The Garden Plays
The Garden Plays was inspired by my love of gardens and history. I wanted to write three one-act plays, all set in gardens at different points in time, using the same four actors in each. The first play, Barbarians at the Gate, was set in a Roman garden in 408 A.D. when the barbarians were about to invade the city. The second play, Lady Cuddleshank’s Folly, was set in England in 1806 when the English feared an imminent invasion by Napolean. The third, Some Enchanted Evening, was set in contemporary New York. In 1992, the three-act version was given its first reading by members of the Royal Shakespeare Company with Susannah York playing the lead female roles. It was frankly thrilling.
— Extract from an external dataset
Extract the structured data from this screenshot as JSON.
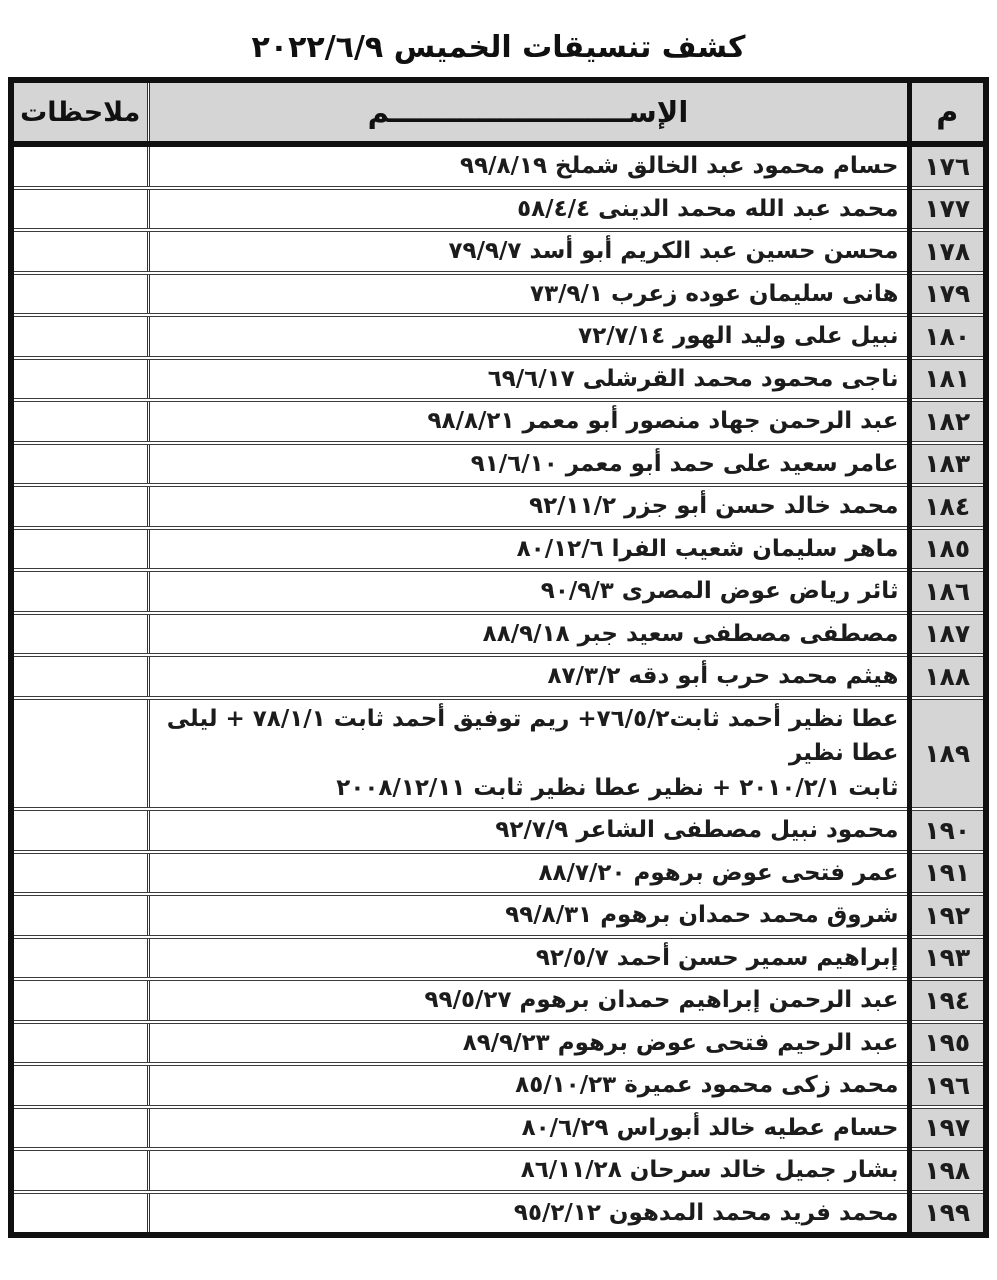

But a production didn’t materialize until 1993, and then in Portland, and with the second act deleted (it made the play too long). This was a small, beautiful, and quite powerful production in a lovely little theater located in what had been the Masonic Temple (now part of the Portland Art Museum). The two plays—a garden in Rome in 408 A.D. and a garden in crack-infested New York in 1993—used the same four actors playing ancient and contemporary characters.
As a sidenote here: I recently rewrote “Some Enchanted Evening”—the New York garden—to reflect contemporary political events in the age of Trump. It’s now called “Sanctuary.” This new version of The Garden Plays hasn’t been produced yet.